Thursday, February 4, 2010

The Park.

It was empty. Nobody there. Except for these people necking.

Considerate.

[Wanna fight?]
Yeah. Out back. In the dumpsters. That way there's no mess.

Steph's Purse

Boy, that's a big bag. You could have a whole Bible study in there.

Moving

Looks like I'm gonna be movin my drawers today.

Wednesday, February 3, 2010

Seats.

People like my seats. And they're not even heated.

Krispy.

Ray: [GASP!] Is that a hostess twinkie?
Bob: Noa, it's a rice krispy treat. I got em comin' out my ears. Want one?
Ray: I want the one that didn't come out of your ear.

Tuesday, February 2, 2010

Farewell.

Bye, Jeremy--have fun stormin' the castle!

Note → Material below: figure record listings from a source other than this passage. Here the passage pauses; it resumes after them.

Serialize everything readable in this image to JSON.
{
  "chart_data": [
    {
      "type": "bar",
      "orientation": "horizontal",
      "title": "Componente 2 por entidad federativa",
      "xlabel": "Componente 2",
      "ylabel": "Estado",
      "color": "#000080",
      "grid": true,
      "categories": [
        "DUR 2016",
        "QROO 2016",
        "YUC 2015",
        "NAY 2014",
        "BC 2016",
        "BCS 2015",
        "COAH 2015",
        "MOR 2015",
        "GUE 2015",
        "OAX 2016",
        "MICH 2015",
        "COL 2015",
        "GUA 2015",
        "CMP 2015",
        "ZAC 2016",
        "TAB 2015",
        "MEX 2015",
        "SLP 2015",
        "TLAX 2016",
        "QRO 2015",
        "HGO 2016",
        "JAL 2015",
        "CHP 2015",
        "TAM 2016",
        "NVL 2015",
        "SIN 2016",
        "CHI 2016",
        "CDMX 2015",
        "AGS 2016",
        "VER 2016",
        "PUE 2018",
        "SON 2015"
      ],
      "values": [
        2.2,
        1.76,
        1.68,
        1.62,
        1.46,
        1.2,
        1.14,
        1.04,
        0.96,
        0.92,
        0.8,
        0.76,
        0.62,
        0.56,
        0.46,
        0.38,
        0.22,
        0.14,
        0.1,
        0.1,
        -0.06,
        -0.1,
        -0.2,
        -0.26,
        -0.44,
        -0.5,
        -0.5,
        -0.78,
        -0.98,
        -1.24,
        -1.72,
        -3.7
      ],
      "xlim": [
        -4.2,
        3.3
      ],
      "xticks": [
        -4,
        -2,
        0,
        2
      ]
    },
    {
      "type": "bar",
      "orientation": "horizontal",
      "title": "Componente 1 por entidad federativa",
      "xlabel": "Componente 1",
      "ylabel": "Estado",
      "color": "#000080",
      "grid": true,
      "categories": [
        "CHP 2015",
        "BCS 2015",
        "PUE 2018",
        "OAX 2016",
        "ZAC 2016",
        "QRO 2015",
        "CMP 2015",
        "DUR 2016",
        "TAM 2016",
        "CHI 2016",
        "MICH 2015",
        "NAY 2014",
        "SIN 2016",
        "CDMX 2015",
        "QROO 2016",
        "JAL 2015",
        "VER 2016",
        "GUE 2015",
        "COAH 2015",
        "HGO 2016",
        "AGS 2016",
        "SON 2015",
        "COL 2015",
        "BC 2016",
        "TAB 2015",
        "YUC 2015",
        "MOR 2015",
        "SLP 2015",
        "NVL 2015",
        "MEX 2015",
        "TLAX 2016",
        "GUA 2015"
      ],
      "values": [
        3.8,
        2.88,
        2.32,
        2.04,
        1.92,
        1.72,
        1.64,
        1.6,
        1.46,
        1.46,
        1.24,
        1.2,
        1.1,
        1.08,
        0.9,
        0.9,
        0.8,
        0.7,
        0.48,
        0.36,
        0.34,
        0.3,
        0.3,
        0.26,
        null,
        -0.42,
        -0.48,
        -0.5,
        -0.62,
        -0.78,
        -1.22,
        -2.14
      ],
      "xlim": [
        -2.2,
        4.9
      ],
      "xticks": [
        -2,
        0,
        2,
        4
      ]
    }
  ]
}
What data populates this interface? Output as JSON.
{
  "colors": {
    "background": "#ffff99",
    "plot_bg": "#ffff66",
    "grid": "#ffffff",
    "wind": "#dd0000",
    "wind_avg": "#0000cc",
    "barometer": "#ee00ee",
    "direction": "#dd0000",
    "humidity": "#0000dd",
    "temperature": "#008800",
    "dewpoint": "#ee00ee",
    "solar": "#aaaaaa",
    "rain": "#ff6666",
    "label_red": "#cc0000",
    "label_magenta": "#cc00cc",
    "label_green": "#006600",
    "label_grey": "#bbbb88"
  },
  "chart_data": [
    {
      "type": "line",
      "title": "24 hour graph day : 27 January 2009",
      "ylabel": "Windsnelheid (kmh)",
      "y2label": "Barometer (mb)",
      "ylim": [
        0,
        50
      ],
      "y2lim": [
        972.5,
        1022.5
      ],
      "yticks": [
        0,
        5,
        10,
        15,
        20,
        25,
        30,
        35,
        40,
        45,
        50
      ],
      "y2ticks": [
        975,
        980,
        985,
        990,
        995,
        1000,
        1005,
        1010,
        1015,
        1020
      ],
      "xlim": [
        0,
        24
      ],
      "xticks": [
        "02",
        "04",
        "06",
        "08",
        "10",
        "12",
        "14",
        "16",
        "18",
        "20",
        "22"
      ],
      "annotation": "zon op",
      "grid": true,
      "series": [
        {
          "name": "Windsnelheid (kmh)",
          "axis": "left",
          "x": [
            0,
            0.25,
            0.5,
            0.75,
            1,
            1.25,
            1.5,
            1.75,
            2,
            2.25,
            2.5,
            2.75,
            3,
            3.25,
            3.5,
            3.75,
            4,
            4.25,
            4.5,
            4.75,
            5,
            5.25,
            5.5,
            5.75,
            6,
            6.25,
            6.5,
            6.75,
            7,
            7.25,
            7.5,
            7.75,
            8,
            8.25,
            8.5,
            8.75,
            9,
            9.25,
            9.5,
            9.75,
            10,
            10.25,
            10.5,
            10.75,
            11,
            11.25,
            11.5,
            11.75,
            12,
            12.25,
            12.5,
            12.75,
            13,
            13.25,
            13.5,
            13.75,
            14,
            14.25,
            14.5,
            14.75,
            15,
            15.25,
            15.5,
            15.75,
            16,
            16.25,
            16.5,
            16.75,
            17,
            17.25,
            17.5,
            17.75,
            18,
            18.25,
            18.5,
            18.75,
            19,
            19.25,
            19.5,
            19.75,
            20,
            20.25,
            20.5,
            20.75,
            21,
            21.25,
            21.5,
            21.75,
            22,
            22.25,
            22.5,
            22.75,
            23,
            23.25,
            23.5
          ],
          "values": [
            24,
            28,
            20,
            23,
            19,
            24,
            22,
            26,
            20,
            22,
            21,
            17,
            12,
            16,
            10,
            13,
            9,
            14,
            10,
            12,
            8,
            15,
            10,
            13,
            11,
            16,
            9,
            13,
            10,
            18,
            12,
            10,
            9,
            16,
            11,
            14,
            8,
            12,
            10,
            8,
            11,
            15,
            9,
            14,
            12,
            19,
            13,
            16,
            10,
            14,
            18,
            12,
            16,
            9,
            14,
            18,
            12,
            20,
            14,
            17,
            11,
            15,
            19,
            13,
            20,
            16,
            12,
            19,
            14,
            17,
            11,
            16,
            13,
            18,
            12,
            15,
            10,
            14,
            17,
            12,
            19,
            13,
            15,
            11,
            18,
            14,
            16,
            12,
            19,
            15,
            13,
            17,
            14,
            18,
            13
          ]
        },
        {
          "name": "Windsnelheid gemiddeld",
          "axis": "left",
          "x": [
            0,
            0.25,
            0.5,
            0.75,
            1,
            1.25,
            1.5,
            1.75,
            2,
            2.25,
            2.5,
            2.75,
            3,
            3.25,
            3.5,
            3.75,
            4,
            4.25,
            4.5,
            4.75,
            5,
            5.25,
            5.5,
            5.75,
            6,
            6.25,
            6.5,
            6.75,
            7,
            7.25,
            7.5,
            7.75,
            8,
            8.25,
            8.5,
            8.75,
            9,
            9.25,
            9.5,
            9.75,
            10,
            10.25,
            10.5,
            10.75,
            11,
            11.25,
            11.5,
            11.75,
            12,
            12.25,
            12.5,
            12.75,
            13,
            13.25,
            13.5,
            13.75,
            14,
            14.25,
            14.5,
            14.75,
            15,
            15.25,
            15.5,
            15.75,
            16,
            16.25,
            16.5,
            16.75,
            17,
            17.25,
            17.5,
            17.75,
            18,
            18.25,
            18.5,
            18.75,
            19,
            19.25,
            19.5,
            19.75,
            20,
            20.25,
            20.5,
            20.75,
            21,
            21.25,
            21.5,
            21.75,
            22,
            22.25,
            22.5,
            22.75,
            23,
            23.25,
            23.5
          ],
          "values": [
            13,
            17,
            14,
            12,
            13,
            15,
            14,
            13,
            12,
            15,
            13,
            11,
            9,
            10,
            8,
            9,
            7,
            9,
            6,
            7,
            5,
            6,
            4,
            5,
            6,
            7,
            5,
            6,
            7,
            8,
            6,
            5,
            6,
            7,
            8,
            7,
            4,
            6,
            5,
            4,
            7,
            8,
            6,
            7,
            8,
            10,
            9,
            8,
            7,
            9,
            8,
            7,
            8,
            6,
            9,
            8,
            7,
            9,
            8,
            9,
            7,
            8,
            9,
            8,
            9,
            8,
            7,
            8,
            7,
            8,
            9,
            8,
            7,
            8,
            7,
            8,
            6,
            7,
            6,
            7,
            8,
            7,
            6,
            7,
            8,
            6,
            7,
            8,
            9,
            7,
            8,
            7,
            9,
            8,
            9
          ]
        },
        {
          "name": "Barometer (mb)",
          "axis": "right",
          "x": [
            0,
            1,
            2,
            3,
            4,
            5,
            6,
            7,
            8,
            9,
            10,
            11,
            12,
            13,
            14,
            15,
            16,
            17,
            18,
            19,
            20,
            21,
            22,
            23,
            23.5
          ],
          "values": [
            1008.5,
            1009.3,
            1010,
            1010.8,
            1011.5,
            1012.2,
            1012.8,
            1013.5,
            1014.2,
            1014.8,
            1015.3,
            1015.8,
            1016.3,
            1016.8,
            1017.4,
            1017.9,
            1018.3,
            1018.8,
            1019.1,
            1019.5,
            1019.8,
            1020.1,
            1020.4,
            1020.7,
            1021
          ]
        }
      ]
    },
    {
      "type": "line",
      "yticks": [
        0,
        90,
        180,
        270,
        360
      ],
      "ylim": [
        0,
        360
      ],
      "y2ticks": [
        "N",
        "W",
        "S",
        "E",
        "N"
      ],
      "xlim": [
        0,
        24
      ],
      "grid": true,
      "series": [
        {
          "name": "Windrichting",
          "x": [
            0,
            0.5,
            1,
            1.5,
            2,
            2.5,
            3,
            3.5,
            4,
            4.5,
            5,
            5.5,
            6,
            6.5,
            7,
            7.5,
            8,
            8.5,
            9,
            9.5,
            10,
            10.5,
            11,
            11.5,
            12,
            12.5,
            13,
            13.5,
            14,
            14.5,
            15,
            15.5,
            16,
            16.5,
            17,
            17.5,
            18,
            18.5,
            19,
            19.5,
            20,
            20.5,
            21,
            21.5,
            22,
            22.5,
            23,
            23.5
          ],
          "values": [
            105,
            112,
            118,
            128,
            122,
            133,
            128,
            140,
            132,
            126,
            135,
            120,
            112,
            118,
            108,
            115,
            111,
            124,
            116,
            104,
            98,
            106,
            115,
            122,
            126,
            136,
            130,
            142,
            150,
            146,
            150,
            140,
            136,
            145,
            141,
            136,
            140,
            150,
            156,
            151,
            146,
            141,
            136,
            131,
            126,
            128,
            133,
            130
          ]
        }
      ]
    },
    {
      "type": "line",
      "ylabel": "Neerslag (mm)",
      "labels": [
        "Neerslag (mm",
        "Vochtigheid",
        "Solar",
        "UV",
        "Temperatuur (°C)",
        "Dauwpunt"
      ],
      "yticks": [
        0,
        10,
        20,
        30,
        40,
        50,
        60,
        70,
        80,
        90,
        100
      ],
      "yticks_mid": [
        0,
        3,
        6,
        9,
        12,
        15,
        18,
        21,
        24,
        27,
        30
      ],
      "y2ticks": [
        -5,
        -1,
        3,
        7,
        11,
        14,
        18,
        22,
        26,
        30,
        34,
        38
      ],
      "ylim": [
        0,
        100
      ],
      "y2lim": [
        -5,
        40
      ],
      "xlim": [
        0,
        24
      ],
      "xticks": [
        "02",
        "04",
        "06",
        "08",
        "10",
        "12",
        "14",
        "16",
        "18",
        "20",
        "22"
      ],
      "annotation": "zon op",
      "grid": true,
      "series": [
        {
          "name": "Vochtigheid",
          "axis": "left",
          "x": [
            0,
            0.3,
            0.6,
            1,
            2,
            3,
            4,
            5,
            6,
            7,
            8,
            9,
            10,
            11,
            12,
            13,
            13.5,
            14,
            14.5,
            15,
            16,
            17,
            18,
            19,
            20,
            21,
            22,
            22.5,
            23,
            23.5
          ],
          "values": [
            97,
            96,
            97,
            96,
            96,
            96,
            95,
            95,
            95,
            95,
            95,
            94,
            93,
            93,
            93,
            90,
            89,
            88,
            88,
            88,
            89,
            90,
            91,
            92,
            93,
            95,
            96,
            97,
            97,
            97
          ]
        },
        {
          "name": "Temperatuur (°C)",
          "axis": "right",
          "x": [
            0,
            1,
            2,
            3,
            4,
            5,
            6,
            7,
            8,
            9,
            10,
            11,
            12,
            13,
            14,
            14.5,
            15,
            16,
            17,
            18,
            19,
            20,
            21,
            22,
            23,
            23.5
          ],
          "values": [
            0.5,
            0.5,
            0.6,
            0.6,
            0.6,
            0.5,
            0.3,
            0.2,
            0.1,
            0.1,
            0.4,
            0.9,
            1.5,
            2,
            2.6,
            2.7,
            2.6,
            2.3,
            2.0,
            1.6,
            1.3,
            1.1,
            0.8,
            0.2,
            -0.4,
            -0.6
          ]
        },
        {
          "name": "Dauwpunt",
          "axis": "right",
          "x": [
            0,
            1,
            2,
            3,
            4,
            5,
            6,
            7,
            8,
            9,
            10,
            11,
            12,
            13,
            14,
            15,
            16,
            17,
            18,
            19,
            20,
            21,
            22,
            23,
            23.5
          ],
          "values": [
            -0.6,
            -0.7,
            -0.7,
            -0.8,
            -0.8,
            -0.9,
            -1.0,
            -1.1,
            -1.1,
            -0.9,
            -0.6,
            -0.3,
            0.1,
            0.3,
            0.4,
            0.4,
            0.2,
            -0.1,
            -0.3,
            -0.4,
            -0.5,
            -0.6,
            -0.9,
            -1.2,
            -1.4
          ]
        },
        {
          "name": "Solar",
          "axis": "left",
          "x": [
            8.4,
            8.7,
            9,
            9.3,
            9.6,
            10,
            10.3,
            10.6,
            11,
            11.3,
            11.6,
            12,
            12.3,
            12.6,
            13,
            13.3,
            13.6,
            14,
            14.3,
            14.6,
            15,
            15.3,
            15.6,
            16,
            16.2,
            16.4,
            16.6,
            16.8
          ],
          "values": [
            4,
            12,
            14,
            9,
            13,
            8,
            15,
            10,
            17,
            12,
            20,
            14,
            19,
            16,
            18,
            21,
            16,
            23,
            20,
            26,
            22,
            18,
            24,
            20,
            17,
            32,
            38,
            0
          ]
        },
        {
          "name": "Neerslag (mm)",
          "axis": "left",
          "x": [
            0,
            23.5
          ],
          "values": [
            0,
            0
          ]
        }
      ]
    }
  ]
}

A little help from my friends.

If it weren't for my friends, I'd be walkin on the freeway. Naked as a jaybird, waitin for the Lord to come.

Under the bridge.

Have fun on your walk. There's some nice things happening under the bridge.

Tulips

Jennifer, just think. Soon you'll be cacheting through the tulips, and today will be a thing of the past.

Monday, February 1, 2010

Sweet.

Sometimes it's like you dip me in chocolate and make me feel sweet all over.

Smells good.

Hey, want something to put in your office? It smells good.

Friday, January 29, 2010

Burnt Beak

I hate the smell of burnt beak.

Thursday, January 28, 2010

Email notification

From: "Moore, Ray"

Good Morning
... :)

Stef and I are meeting with Zane this morning...so I should be in by 9:30 am...God willing and the creek doesn't raise.

So for all those coffee drinkers out there, I think tall and black is on tap for today... :) (and I don't mean me)

Sent from my iPhone

Wednesday, January 27, 2010

MacDaddy

(On being nervous about the upcoming Apple product release.)
I'm going to the bathroom to wait it out.

(About how he and Steve Jobs are almost the same age.)
We could be kissing brothers.

Mmmm, cupcakes

Jen, I just ate one of your cupcakes. But not one of the sweaty ones. I would've ran across busted glass to get one of the sweaty ones.

Tuesday, January 26, 2010

Eyeballs

You should take my eyeballs out and look at yourself.

New ear phones

They're good. But with the suction stuff they use—make sure you're good and ready because once they're in, Grandma's not getting in there.

Christmas list

That's what I need for Christmas. A couple of glass eyes.

Let's go screw some stuff.

Ray & Jeremy are putting together bookshelves next to Jen's desk.

Ray: "Jeremy, let's go screw some stuff."

Holes in the boards were not drilled all the way through.

Ray: "Seems like someone's been plugging our holes."